"rates pushing prices down..."

Discussion in 'Fixed Income' started by stevenpaul, Aug 10, 2021.

  1. I've always wanted to ask about this, but it comes down to quibbling over language so it never seemed thread-worthy. Still, I can't resist.

    Everyday I hear journalists and pundits talking about yields, making statements like "yields are rallying today, causing prices to drop." Just now, I heard that reporter on CNBC Rick Santelli, saying something to that effect. "Yields are rising, sending the prices lower."

    Am I right in thinking this perception is exactly backwards? The ONLY way yields can ever rise is if bond traders sell all the bonds at a certain price point, thus opening the market to the next bid lower. When that happens, the yield is effectively higher because the price went down but the income from the bond is fixed. The bond now yields more than it did before because this fixed income-bearing instrument was cheaper to buy, so it's relative rate of return is now higher.

    Therefore, rates don't affects prices. It's always the other way around: Buying and selling of bonds affects the price of bonds, which in turn changes the relative yield of the bond. It's the same with stock dividends. No one would ever say "the dividend yield of Walmart went up, causing the price of Walmart stock to go down."

    I'm just trying to figure out why there is such a pervasive, ubiquitous emphasis on yield as begin causally linked to the price of bonds. Yields never cause prices to fluctuate. Price fluctuations stemming from normal trading activity--and that alone--causes yields to fluctuate.
    murray t turtle and MrMuppet like this.
  2. Specterx


    A bond's yield is its only salient attribute - the only reason one would ever buy it, with a few special-case exceptions. People buy equities, and stuff like Bitcoin, for a whole universe of reasons beyond the dividend yield (if any).
  3. SunTrader


    Well actually there a whole myriad of reasons why bonds are bought as well.

    Mutual, Pension and Hedge fund requirements, and flight to safety are two of the biggest - plus plain old trading short and long term.
  4. nowadays, the yield of short term bond rises a few nicks that would set alarm in the media (markets are still in the bullish phase, in the long term sense).
  5. MrMuppet


    dis guy gets it
  6. SunTrader


    It can be described either way geez. Dog chasing its tail.

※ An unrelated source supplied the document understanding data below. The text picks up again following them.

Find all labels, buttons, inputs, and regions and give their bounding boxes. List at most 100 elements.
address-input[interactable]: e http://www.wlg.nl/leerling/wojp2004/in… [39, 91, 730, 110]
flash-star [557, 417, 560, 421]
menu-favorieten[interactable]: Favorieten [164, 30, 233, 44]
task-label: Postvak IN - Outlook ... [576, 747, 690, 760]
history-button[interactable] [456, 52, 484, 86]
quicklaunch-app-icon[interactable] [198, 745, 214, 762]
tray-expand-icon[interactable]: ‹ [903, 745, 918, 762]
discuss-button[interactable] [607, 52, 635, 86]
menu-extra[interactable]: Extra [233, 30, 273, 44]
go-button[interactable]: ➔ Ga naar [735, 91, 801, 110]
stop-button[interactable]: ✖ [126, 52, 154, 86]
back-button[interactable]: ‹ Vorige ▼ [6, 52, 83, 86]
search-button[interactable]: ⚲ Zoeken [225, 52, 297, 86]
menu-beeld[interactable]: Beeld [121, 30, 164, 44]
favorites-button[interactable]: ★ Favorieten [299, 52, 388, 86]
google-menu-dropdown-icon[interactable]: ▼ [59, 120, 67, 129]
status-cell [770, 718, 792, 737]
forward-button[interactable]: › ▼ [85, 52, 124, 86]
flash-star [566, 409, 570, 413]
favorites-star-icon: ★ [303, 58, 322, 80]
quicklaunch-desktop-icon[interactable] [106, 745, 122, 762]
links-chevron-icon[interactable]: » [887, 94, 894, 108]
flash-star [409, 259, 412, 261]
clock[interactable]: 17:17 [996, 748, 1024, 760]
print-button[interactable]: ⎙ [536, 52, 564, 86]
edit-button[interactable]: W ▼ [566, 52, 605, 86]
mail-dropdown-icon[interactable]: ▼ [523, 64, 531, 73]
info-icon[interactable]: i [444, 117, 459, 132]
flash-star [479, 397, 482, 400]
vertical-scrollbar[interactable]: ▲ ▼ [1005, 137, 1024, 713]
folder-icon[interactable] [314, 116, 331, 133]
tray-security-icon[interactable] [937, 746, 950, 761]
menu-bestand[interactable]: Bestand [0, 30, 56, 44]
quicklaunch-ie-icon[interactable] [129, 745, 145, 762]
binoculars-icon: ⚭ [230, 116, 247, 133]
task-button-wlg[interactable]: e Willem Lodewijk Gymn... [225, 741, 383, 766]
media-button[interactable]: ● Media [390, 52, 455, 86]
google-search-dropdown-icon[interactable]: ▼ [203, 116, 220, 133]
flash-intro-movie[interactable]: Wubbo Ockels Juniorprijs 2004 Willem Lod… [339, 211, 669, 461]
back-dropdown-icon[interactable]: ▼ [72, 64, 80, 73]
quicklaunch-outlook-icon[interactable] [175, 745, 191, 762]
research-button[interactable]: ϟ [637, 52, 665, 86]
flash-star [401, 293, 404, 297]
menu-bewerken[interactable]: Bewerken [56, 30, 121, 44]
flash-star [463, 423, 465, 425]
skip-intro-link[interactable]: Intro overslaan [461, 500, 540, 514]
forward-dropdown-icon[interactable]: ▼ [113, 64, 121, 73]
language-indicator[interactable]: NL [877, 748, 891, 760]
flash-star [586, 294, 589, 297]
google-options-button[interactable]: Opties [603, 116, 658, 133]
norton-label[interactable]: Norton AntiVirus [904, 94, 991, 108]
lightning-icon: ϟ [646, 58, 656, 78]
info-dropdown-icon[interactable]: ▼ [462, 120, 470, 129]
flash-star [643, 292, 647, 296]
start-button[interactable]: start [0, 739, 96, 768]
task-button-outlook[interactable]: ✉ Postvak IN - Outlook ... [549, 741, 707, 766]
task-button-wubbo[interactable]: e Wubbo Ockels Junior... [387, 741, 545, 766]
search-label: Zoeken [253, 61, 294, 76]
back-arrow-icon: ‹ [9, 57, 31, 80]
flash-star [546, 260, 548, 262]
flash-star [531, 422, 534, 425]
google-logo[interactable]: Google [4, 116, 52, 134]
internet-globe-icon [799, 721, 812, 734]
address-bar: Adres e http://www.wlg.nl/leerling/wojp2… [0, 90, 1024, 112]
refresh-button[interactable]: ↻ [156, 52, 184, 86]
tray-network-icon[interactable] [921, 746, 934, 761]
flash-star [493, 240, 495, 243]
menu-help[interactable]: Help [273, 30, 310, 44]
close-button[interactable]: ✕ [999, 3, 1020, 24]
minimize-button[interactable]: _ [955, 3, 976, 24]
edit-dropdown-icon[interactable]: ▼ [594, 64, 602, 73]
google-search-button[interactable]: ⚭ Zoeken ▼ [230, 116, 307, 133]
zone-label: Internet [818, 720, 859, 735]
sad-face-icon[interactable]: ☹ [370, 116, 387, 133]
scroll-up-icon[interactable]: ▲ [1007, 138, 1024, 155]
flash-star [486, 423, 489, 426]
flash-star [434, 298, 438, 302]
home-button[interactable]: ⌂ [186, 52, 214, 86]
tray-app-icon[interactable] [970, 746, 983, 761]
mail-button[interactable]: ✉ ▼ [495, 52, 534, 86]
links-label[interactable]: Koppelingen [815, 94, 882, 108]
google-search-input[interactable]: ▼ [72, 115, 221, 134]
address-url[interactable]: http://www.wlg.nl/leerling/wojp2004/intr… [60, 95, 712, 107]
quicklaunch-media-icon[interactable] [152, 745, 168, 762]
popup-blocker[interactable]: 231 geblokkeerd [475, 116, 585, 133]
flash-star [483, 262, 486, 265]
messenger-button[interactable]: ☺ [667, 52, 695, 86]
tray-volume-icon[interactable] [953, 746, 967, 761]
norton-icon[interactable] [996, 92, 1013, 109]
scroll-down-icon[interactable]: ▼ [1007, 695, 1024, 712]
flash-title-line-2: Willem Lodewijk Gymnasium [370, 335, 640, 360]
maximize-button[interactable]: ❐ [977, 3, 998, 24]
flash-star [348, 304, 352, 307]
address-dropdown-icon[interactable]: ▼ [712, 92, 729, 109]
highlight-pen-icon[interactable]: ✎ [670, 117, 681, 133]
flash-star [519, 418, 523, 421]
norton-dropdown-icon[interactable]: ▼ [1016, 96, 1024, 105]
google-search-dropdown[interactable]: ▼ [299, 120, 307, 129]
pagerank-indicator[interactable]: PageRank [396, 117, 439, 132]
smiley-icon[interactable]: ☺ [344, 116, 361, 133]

    Bonds are priced based on yield, time to maturity, coupon if any, etc. All wrapped up in good old supply/demand.

    Although Santelli went over the teabag cliff years back he knows the bond market like few others. If he said what is claimed (?) he misspoke or could have used clearer language. We all do on occasion. Some more than others.
  7. MrMuppet


    nope...it cannot.
    The coupon doesn't matter when the overall yield is determined by the price of the bond. When I go ahead and sell the minimum amount it requires to flip the bid, I already increased the yield. Yield is a function of supply and demand. Always.
  8. SunTrader


    Yeah ok forget coupon. Yield/price (one and the same) is a function of supply demand.

    But supply/demand of course doesn't just happen.

    But to the original point saying price made yield drop or rise, or saying yield made price drop or rise is the same thing. A number is a number. No difference just because one has a percent sign after it.
    MrMuppet likes this.
  9. I think your mistaking what they’re saying. No one says “yields are rising therefore prices are down.” People say “yields are rising, as the markets move lower.”

    When yields and stocks rise = investors are positioning (marginally) for more risk. AKA “risk on.”

    When yields fall and stocks fall = investors are positioning for less risk. AKA “risk off”.

    There can be a dollar component too.
  10. To SunTrader's point above, yes, I'm quibbling about $ signs vs. % signs. It does amount to the same thing in the end. I admitted as much in my opening sentence of the original post. But I do think it's just plain silly the way people insist on speaking about rates.

    Oh yes they do say that, longandshort. They absolutely say things like "yields are rising, causing the prices to drop." I hear it all the time. The one thing I never hear is "prices are rising, causing yields to drop."

    I would like the latter so much more. You can only buy or sell bonds by exchanging them for the money they are worth. There are only so many bonds available for trade at any given price point. When supply is exhausted (or flooded), price changes accordingly. Then and only then can we talk about changes in yields.

    I must say, even "yields are rising and the markets move lower" bothers me. The market moved lower, and as a result, the yield is now higher.

    I realize the whole process happens simultaneously, but I swear the various journalists phrase it to suggest that yields lead and prices follow, when if anything it is the other way around. The only way yields change is if money changes hands enough to move price.